In 1976 during the independence armed struggle in Angola, the Cubans also defeated the South Africans and, by extension, U.S. CIA in Angola and the Portuguese colonialist. And under the leadership of Che attempted to initiate a continental-wide armed revolution in Africa.

Unfortunately, neither Angola nor South Africa followed the Revolutionary Cuban example. Both of them are now neocolonial entities of western imperialism with the African petty-bourgeoisie stealing the people’s resources.

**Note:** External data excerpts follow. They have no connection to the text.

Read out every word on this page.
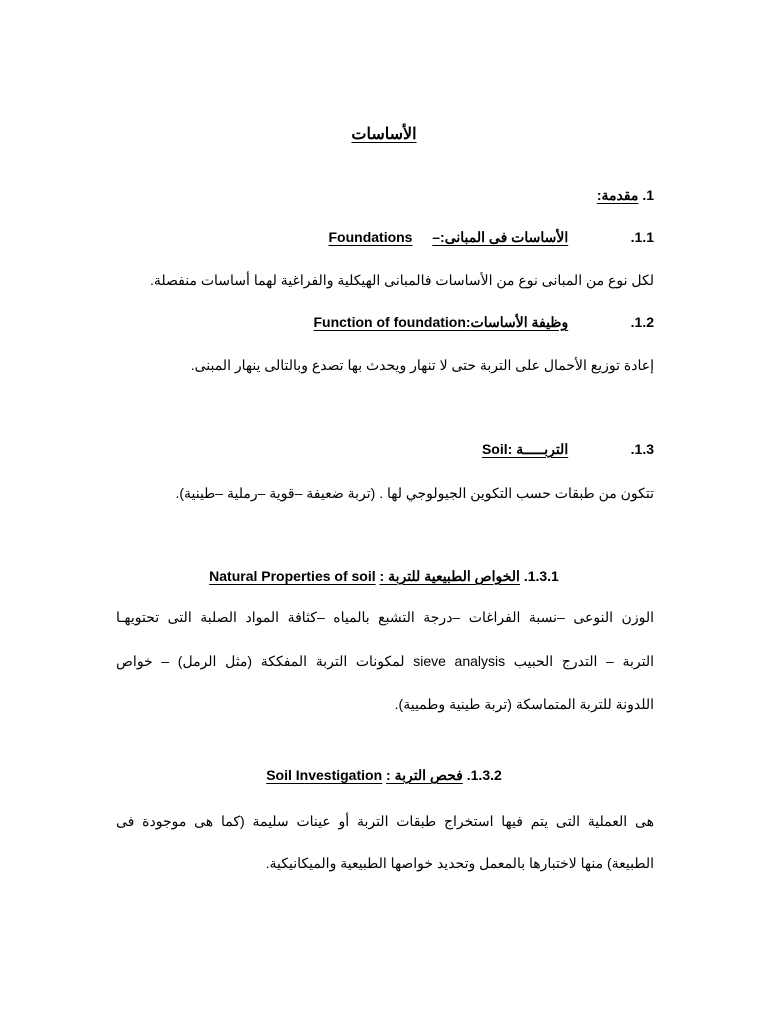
الأساسات
.1 مقدمة:
.1.1  الأساسات فى المبانى:–  Foundations
لكل نوع من المبانى نوع من الأساسات فالمبانى الهيكلية والفراغية لهما أساسات منفصلة.
.1.2  وظيفة الأساسات:Function of foundation
إعادة توزيع الأحمال على التربة حتى لا تنهار ويحدث بها تصدع وبالتالى ينهار المبنى.
.1.3  التربـــــة :Soil
تتكون من طبقات حسب التكوين الجيولوجي لها . (تربة ضعيفة –قوية –رملية –طينية).
.1.3.1 الخواص الطبيعية للتربة : Natural Properties of soil
الوزن النوعى –نسبة الفراغات –درجة التشبع بالمياه –كثافة المواد الصلبة التى تحتويهـا
التربة – التدرج الحبيب sieve analysis لمكونات التربة المفككة (مثل الرمل) – خواص
اللدونة للتربة المتماسكة (تربة طينية وطميية).
.1.3.2 فحص التربة : Soil Investigation
هى العملية التى يتم فيها استخراج طبقات التربة أو عينات سليمة (كما هى موجودة فى
الطبيعة) منها لاختبارها بالمعمل وتحديد خواصها الطبيعية والميكانيكية.
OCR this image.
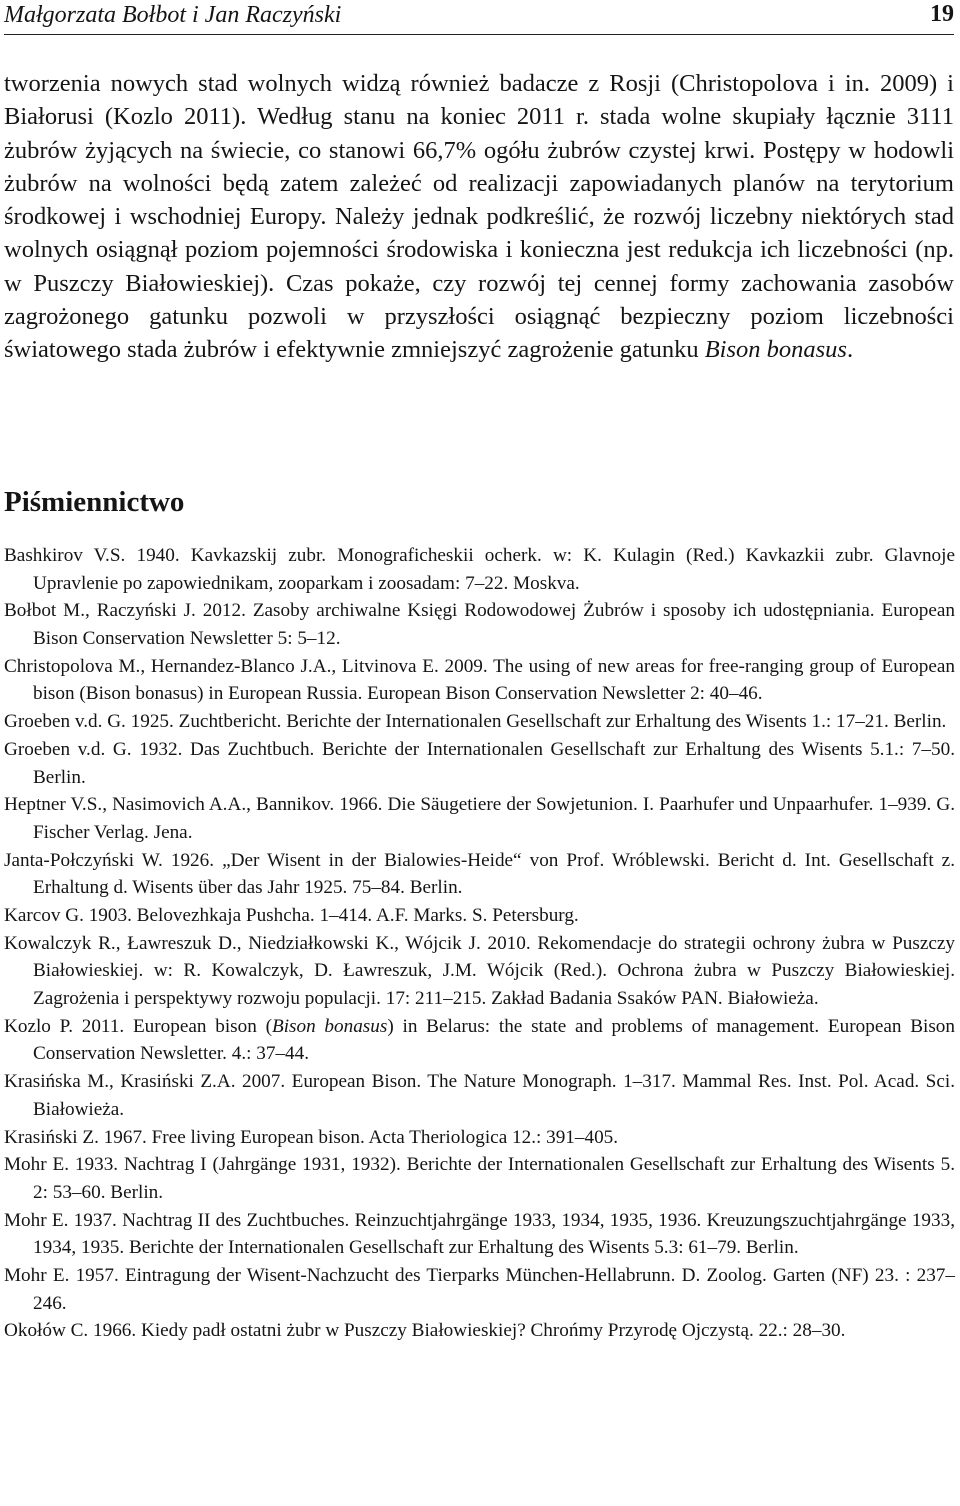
Małgorzata Bołbot i Jan Raczyński	19

tworzenia nowych stad wolnych widzą również badacze z Rosji (Christopolova i in. 2009) i Białorusi (Kozlo 2011). Według stanu na koniec 2011 r. stada wolne skupiały łącznie 3111 żubrów żyjących na świecie, co stanowi 66,7% ogółu żubrów czystej krwi. Postępy w hodowli żubrów na wolności będą zatem zależeć od realizacji zapowiadanych planów na terytorium środkowej i wschodniej Europy. Należy jednak podkreślić, że rozwój liczebny niektórych stad wolnych osiągnął poziom pojemności środowiska i konieczna jest redukcja ich liczebności (np. w Puszczy Białowieskiej). Czas pokaże, czy rozwój tej cennej formy zachowania zasobów zagrożonego gatunku pozwoli w przyszłości osiągnąć bezpieczny poziom liczebności światowego stada żubrów i efektywnie zmniejszyć zagrożenie gatunku Bison bonasus.

Piśmiennictwo
Bashkirov V.S. 1940. Kavkazskij zubr. Monograficheskii ocherk. w: K. Kulagin (Red.) Kavkazkii zubr. Glavnoje Upravlenie po zapowiednikam, zooparkam i zoosadam: 7–22. Moskva.
Bołbot M., Raczyński J. 2012. Zasoby archiwalne Księgi Rodowodowej Żubrów i sposoby ich udostępniania. European Bison Conservation Newsletter 5: 5–12.
Christopolova M., Hernandez-Blanco J.A., Litvinova E. 2009. The using of new areas for free-ranging group of European bison (Bison bonasus) in European Russia. European Bison Conservation Newsletter 2: 40–46.
Groeben v.d. G. 1925. Zuchtbericht. Berichte der Internationalen Gesellschaft zur Erhaltung des Wisents 1.: 17–21. Berlin.
Groeben v.d. G. 1932. Das Zuchtbuch. Berichte der Internationalen Gesellschaft zur Erhaltung des Wisents 5.1.: 7–50. Berlin.
Heptner V.S., Nasimovich A.A., Bannikov. 1966. Die Säugetiere der Sowjetunion. I. Paarhufer und Unpaarhufer. 1–939. G. Fischer Verlag. Jena.
Janta-Połczyński W. 1926. „Der Wisent in der Bialowies-Heide“ von Prof. Wróblewski. Bericht d. Int. Gesellschaft z. Erhaltung d. Wisents über das Jahr 1925. 75–84. Berlin.
Karcov G. 1903. Belovezhkaja Pushcha. 1–414. A.F. Marks. S. Petersburg.
Kowalczyk R., Ławreszuk D., Niedziałkowski K., Wójcik J. 2010. Rekomendacje do strategii ochrony żubra w Puszczy Białowieskiej. w: R. Kowalczyk, D. Ławreszuk, J.M. Wójcik (Red.). Ochrona żubra w Puszczy Białowieskiej. Zagrożenia i perspektywy rozwoju populacji. 17: 211–215. Zakład Badania Ssaków PAN. Białowieża.
Kozlo P. 2011. European bison (Bison bonasus) in Belarus: the state and problems of management. European Bison Conservation Newsletter. 4.: 37–44.
Krasińska M., Krasiński Z.A. 2007. European Bison. The Nature Monograph. 1–317. Mammal Res. Inst. Pol. Acad. Sci. Białowieża.
Krasiński Z. 1967. Free living European bison. Acta Theriologica 12.: 391–405.
Mohr E. 1933. Nachtrag I (Jahrgänge 1931, 1932). Berichte der Internationalen Gesellschaft zur Erhaltung des Wisents 5. 2: 53–60. Berlin.
Mohr E. 1937. Nachtrag II des Zuchtbuches. Reinzuchtjahrgänge 1933, 1934, 1935, 1936. Kreuzungszuchtjahrgänge 1933, 1934, 1935. Berichte der Internationalen Gesellschaft zur Erhaltung des Wisents 5.3: 61–79. Berlin.
Mohr E. 1957. Eintragung der Wisent-Nachzucht des Tierparks München-Hellabrunn. D. Zoolog. Garten (NF) 23. : 237–246.
Okołów C. 1966. Kiedy padł ostatni żubr w Puszczy Białowieskiej? Chrońmy Przyrodę Ojczystą. 22.: 28–30.
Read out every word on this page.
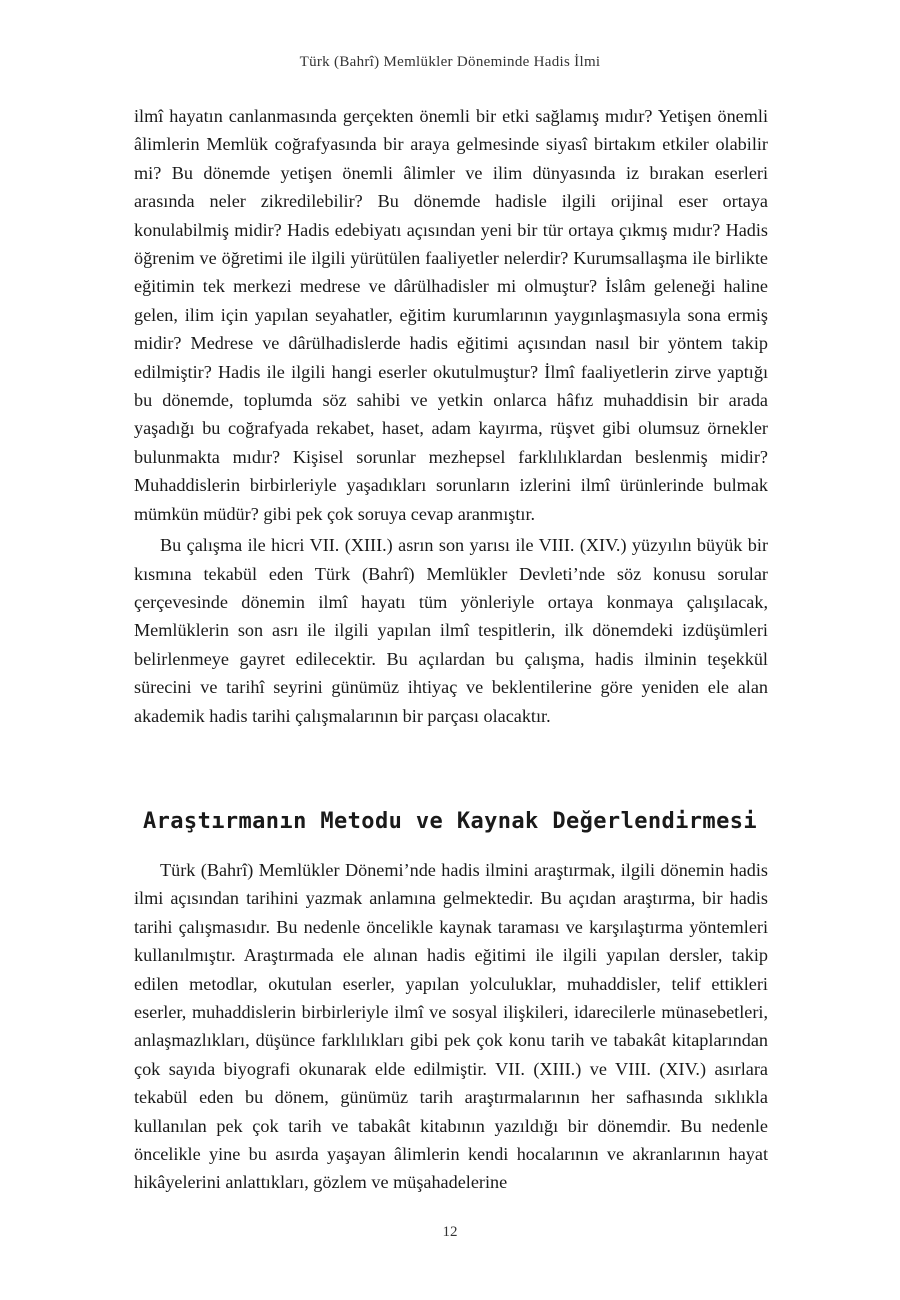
Türk (Bahrî) Memlükler Döneminde Hadis İlmi

ilmî hayatın canlanmasında gerçekten önemli bir etki sağlamış mıdır? Yetişen önemli âlimlerin Memlük coğrafyasında bir araya gelmesinde siyasî birtakım etkiler olabilir mi? Bu dönemde yetişen önemli âlimler ve ilim dünyasında iz bırakan eserleri arasında neler zikredilebilir? Bu dönemde hadisle ilgili orijinal eser ortaya konulabilmiş midir? Hadis edebiyatı açısından yeni bir tür ortaya çıkmış mıdır? Hadis öğrenim ve öğretimi ile ilgili yürütülen faaliyetler nelerdir? Kurumsallaşma ile birlikte eğitimin tek merkezi medrese ve dârülhadisler mi olmuştur? İslâm geleneği haline gelen, ilim için yapılan seyahatler, eğitim kurumlarının yaygınlaşmasıyla sona ermiş midir? Medrese ve dârülhadislerde hadis eğitimi açısından nasıl bir yöntem takip edilmiştir? Hadis ile ilgili hangi eserler okutulmuştur? İlmî faaliyetlerin zirve yaptığı bu dönemde, toplumda söz sahibi ve yetkin onlarca hâfız muhaddisin bir arada yaşadığı bu coğrafyada rekabet, haset, adam kayırma, rüşvet gibi olumsuz örnekler bulunmakta mıdır? Kişisel sorunlar mezhepsel farklılıklardan beslenmiş midir? Muhaddislerin birbirleriyle yaşadıkları sorunların izlerini ilmî ürünlerinde bulmak mümkün müdür? gibi pek çok soruya cevap aranmıştır.

Bu çalışma ile hicri VII. (XIII.) asrın son yarısı ile VIII. (XIV.) yüzyılın büyük bir kısmına tekabül eden Türk (Bahrî) Memlükler Devleti’nde söz konusu sorular çerçevesinde dönemin ilmî hayatı tüm yönleriyle ortaya konmaya çalışılacak, Memlüklerin son asrı ile ilgili yapılan ilmî tespitlerin, ilk dönemdeki izdüşümleri belirlenmeye gayret edilecektir. Bu açılardan bu çalışma, hadis ilminin teşekkül sürecini ve tarihî seyrini günümüz ihtiyaç ve beklentilerine göre yeniden ele alan akademik hadis tarihi çalışmalarının bir parçası olacaktır.

Araştırmanın Metodu ve Kaynak Değerlendirmesi

Türk (Bahrî) Memlükler Dönemi’nde hadis ilmini araştırmak, ilgili dönemin hadis ilmi açısından tarihini yazmak anlamına gelmektedir. Bu açıdan araştırma, bir hadis tarihi çalışmasıdır. Bu nedenle öncelikle kaynak taraması ve karşılaştırma yöntemleri kullanılmıştır. Araştırmada ele alınan hadis eğitimi ile ilgili yapılan dersler, takip edilen metodlar, okutulan eserler, yapılan yolculuklar, muhaddisler, telif ettikleri eserler, muhaddislerin birbirleriyle ilmî ve sosyal ilişkileri, idarecilerle münasebetleri, anlaşmazlıkları, düşünce farklılıkları gibi pek çok konu tarih ve tabakât kitaplarından çok sayıda biyografi okunarak elde edilmiştir. VII. (XIII.) ve VIII. (XIV.) asırlara tekabül eden bu dönem, günümüz tarih araştırmalarının her safhasında sıklıkla kullanılan pek çok tarih ve tabakât kitabının yazıldığı bir dönemdir. Bu nedenle öncelikle yine bu asırda yaşayan âlimlerin kendi hocalarının ve akranlarının hayat hikâyelerini anlattıkları, gözlem ve müşahadelerine

12
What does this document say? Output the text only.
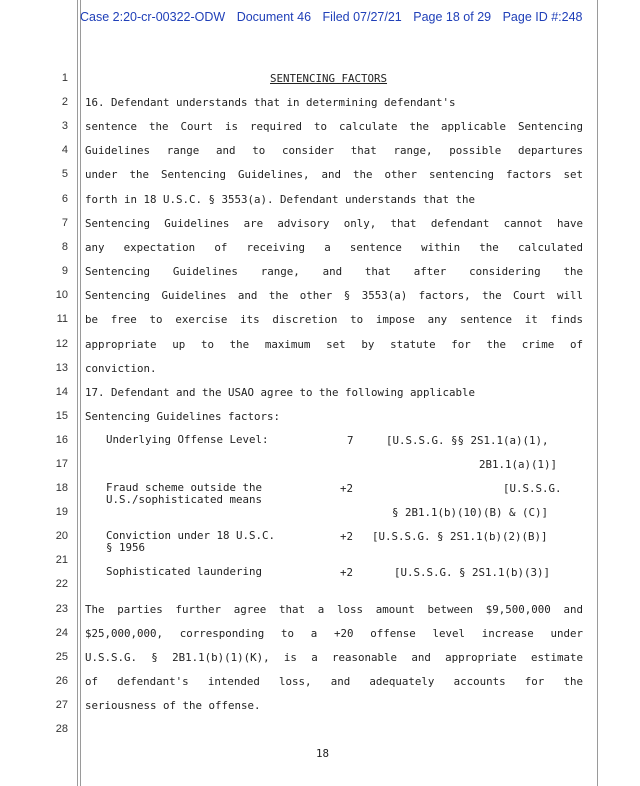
Case 2:20-cr-00322-ODW Document 46 Filed 07/27/21 Page 18 of 29 Page ID #:248
1
2
3
4
5
6
7
8
9
10
11
12
13
14
15
16
17
18
19
20
21
22
23
24
25
26
27
28
SENTENCING FACTORS
16. Defendant understands that in determining defendant's
sentence the Court is required to calculate the applicable Sentencing
Guidelines range and to consider that range, possible departures
under the Sentencing Guidelines, and the other sentencing factors set
forth in 18 U.S.C. § 3553(a). Defendant understands that the
Sentencing Guidelines are advisory only, that defendant cannot have
any expectation of receiving a sentence within the calculated
Sentencing Guidelines range, and that after considering the
Sentencing Guidelines and the other § 3553(a) factors, the Court will
be free to exercise its discretion to impose any sentence it finds
appropriate up to the maximum set by statute for the crime of
conviction.
17. Defendant and the USAO agree to the following applicable
Sentencing Guidelines factors:
Underlying Offense Level:	7	[U.S.S.G. §§ 2S1.1(a)(1),
2B1.1(a)(1)]
Fraud scheme outside the
U.S./sophisticated means
+2	[U.S.S.G.
§ 2B1.1(b)(10)(B) & (C)]
Conviction under 18 U.S.C.
§ 1956
+2 [U.S.S.G. § 2S1.1(b)(2)(B)]
Sophisticated laundering	+2	[U.S.S.G. § 2S1.1(b)(3)]
The parties further agree that a loss amount between $9,500,000 and
$25,000,000, corresponding to a +20 offense level increase under
U.S.S.G. § 2B1.1(b)(1)(K), is a reasonable and appropriate estimate
of defendant's intended loss, and adequately accounts for the
seriousness of the offense.
18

Ultimately Cuba’s difficulties revolved around the theoretical errors common to most Marxists, namely that the historical basis for the advent of socialism had arrived when, in fact, the entire world capitalist system rested on a pedestal of slavery and colonialism that is only now threatened with destruction.

Cuba made amazing progress in the short term, just like China and the Soviet Union, not because the historical basis for the advent of socialism had been achieved, but because the political conditions for socialists to seize power made it possible to overturn many of the contradictions inherent to capitalism.

Nevertheless, capitalism as a world system continued to prevail and set the terms for the economic activity of most of the world.

In 1969, African revolutionary Walter Rodney wrote:

“Cuba is the only country in the West Indies and in this hemisphere which has broken white power. That is why Stokely Carmichael can visit Cuba but can’t visit Trinidad or Jamaica. That is why Stokely can call Fidel ‘one of the blackest men in the Americas.’”

So now it is left up to us, the revolutionaries left behind and inspired by the work, socialist morality and life of Comrade Comandante Fidel Castro to permanently wipe capitalism from the planet Earth.

This task then, falls squarely on the shoulders of the International African Revolution under the leadership of the revolutionary organization of the international African working class, namely the African People’s Socialist Party.

As the U.S. corporate media continue to focus on a few thousand white nationalist reactionary gusano’s (worms) down in Miami, Florida cheering the passing of Fidel, the entire world except the white power Zionist Israeli State, along with its chief ally, the U.S., will mourn his passing and praise his life.

Funeral arrangements are pending.

This is the future versus the past. Down with the gusanos and U.S. imperialism.

Up with the Cuban Revolution!

Defend the Cuban Revolution!

Long Live Comrade Comandante Fidel Castro!